Here's the final code for TPK algorithm. It compiles under Clang 13.0.1 on my x86_64-unknown-linux-gnu 😵 (the exact command is clang tpk.c -trigraphs -lm.)

%:include <math.h>;
??=include <stdio.h>;
double
f(t)
double t;
??< return
    sqrt (fabs (t))
    + 5
    * pow (t
           , 3); %>
void
read_nums(a, i)
double *a;
int i;
<% if (i == 11)
    <% return; %>
    else
    ??< scanf ("%lf"
               , &i<:a??));
        read_nums (a
                   , ++i);%> %>
void
print_nums(a, i)
double *a;
int i;
<% double y;
     (i < 0)
     ? 0
     : (y = f (i??(a:>)
        , (y > 400
           ? printf ("%d TOO LARGE\n"
                     , i)
           : printf ("%d %.16g\n"
                     , i, y))
        , print_nums (a
                      , --i)); ??>
void tpk ()
??< double a<:11:> = ??<0??>
           , y;
    read_nums (a
               , 0);
    print_nums (a
                , 10);
    /* Absolutely unnecessary, but irritating. */
    return; %>
int main ()
<% tpk();
    return 0; ??>
Final code with all the ugly gotchas above applied

If you want some job security as a C or C++ programmer, you might use some of the things discussed above. But in any other scenario: you don't want to write code this way! Be kind to each other, even when y'all write chthonic C code.

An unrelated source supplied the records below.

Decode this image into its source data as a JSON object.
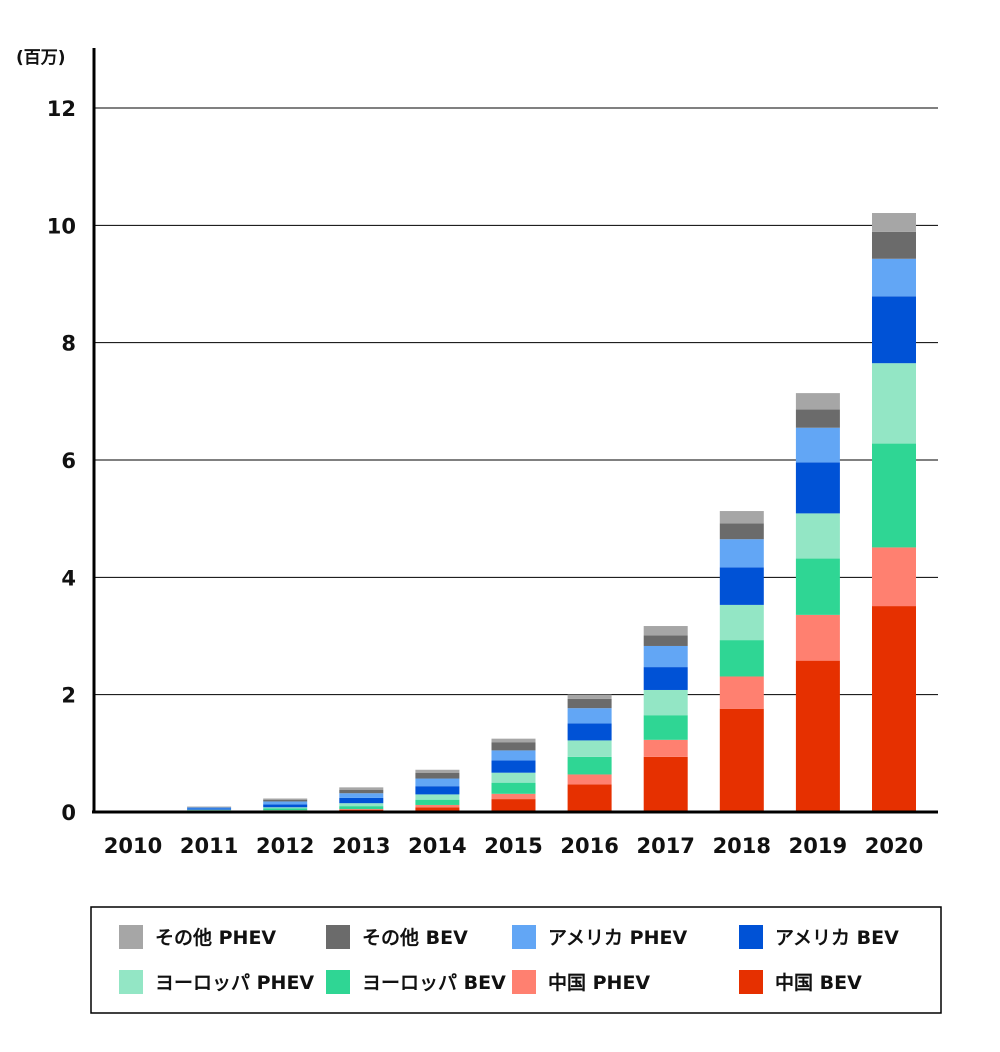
{
  "chart_data": {
    "type": "bar",
    "stacked": true,
    "title": "",
    "xlabel": "",
    "ylabel": "(百万)",
    "ylim": [
      0,
      12
    ],
    "yticks": [
      "0",
      "2",
      "4",
      "6",
      "8",
      "10",
      "12"
    ],
    "grid": "horizontal",
    "legend_position": "bottom",
    "categories": [
      "2010",
      "2011",
      "2012",
      "2013",
      "2014",
      "2015",
      "2016",
      "2017",
      "2018",
      "2019",
      "2020"
    ],
    "series": [
      {
        "name": "中国 BEV",
        "color": "#e63000",
        "values": [
          0,
          0.01,
          0.02,
          0.04,
          0.08,
          0.22,
          0.47,
          0.94,
          1.76,
          2.58,
          3.51
        ]
      },
      {
        "name": "中国 PHEV",
        "color": "#ff8070",
        "values": [
          0,
          0.0,
          0.01,
          0.01,
          0.04,
          0.09,
          0.17,
          0.29,
          0.55,
          0.78,
          1.0
        ]
      },
      {
        "name": "ヨーロッパ BEV",
        "color": "#2fd694",
        "values": [
          0,
          0.02,
          0.03,
          0.05,
          0.09,
          0.19,
          0.3,
          0.42,
          0.62,
          0.96,
          1.77
        ]
      },
      {
        "name": "ヨーロッパ PHEV",
        "color": "#93e6c5",
        "values": [
          0,
          0.01,
          0.02,
          0.05,
          0.09,
          0.17,
          0.28,
          0.43,
          0.6,
          0.77,
          1.37
        ]
      },
      {
        "name": "アメリカ BEV",
        "color": "#0052d6",
        "values": [
          0,
          0.02,
          0.05,
          0.09,
          0.14,
          0.21,
          0.29,
          0.39,
          0.64,
          0.87,
          1.14
        ]
      },
      {
        "name": "アメリカ PHEV",
        "color": "#62a6f5",
        "values": [
          0,
          0.02,
          0.05,
          0.08,
          0.13,
          0.17,
          0.26,
          0.36,
          0.48,
          0.59,
          0.64
        ]
      },
      {
        "name": "その他 BEV",
        "color": "#6b6b6b",
        "values": [
          0,
          0.01,
          0.03,
          0.06,
          0.1,
          0.14,
          0.16,
          0.18,
          0.27,
          0.31,
          0.46
        ]
      },
      {
        "name": "その他 PHEV",
        "color": "#a6a6a6",
        "values": [
          0,
          0.0,
          0.02,
          0.04,
          0.05,
          0.06,
          0.07,
          0.16,
          0.21,
          0.28,
          0.32
        ]
      }
    ],
    "legend_order": [
      [
        "その他 PHEV",
        "その他 BEV",
        "アメリカ PHEV",
        "アメリカ BEV"
      ],
      [
        "ヨーロッパ PHEV",
        "ヨーロッパ BEV",
        "中国 PHEV",
        "中国 BEV"
      ]
    ]
  }
}
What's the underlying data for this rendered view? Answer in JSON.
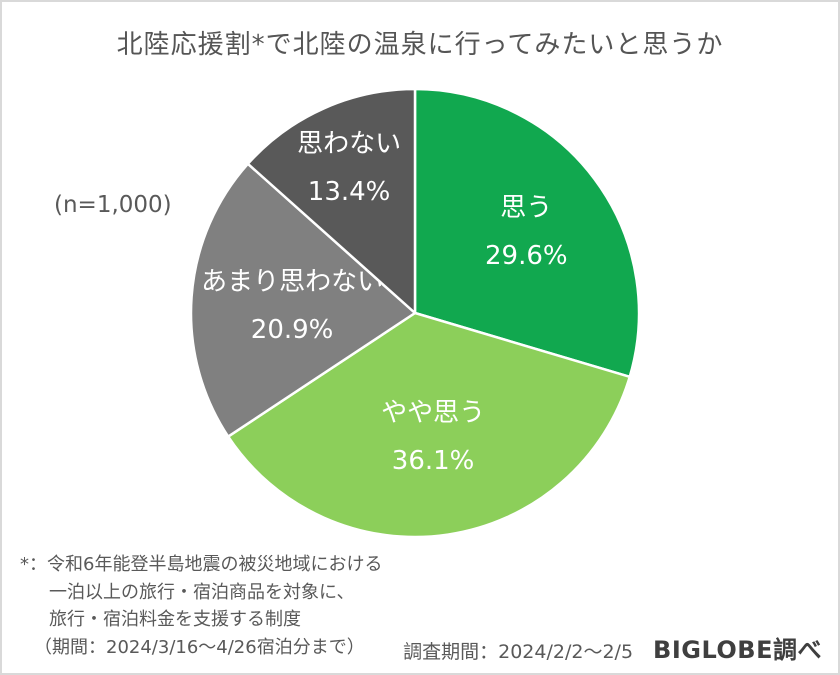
{
  "title": "北陸応援割*で北陸の温泉に行ってみたいと思うか",
  "sample_label": "(n=1,000)",
  "chart_data": {
    "type": "pie",
    "title": "北陸応援割*で北陸の温泉に行ってみたいと思うか",
    "sample_size_label": "(n=1,000)",
    "start_angle_deg": -90,
    "direction": "clockwise",
    "label_position": "inside",
    "label_text_color": "#ffffff",
    "slice_border_color": "#ffffff",
    "slices": [
      {
        "label": "思う",
        "value": 29.6,
        "color": "#11A84F",
        "label_r": 0.62
      },
      {
        "label": "やや思う",
        "value": 36.1,
        "color": "#8CCF5A",
        "label_r": 0.55
      },
      {
        "label": "あまり思わない",
        "value": 20.9,
        "color": "#808080",
        "label_r": 0.55
      },
      {
        "label": "思わない",
        "value": 13.4,
        "color": "#595959",
        "label_r": 0.72
      }
    ]
  },
  "footnote": {
    "lines": [
      "*：令和6年能登半島地震の被災地域における",
      "一泊以上の旅行・宿泊商品を対象に、",
      "旅行・宿泊料金を支援する制度",
      "（期間：2024/3/16〜4/26宿泊分まで）"
    ]
  },
  "footer": {
    "survey_period": "調査期間：2024/2/2〜2/5",
    "source": "BIGLOBE調べ"
  }
}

Update: some commenters on Reddit mentioned IOCCC as an additional inspiration and further research direction. This post is by no means exhaustive, and you will likely find much more gory details if you explore IOCCC.

Another update: u/insanelygreat shared an absolutely horrendous piece of code and set of macros that turn C into something BASIC. Here's a small piece of code from their comment you should read in full:

/* check for meta chars */
BEGIN
   REG BOOL slash; slash=0;
   WHILE !fngchar(*cs)
   DO IF *cs++==0
        THEN IF rflg ANDF slash THEN break; ELSE return(0) FI
        ELIF *cs=='/'
        THEN slash++;
        FI
   OD
END
Heavily macro-infused piece of C code that looks like shouting in Ada (citing u/insanelygreat)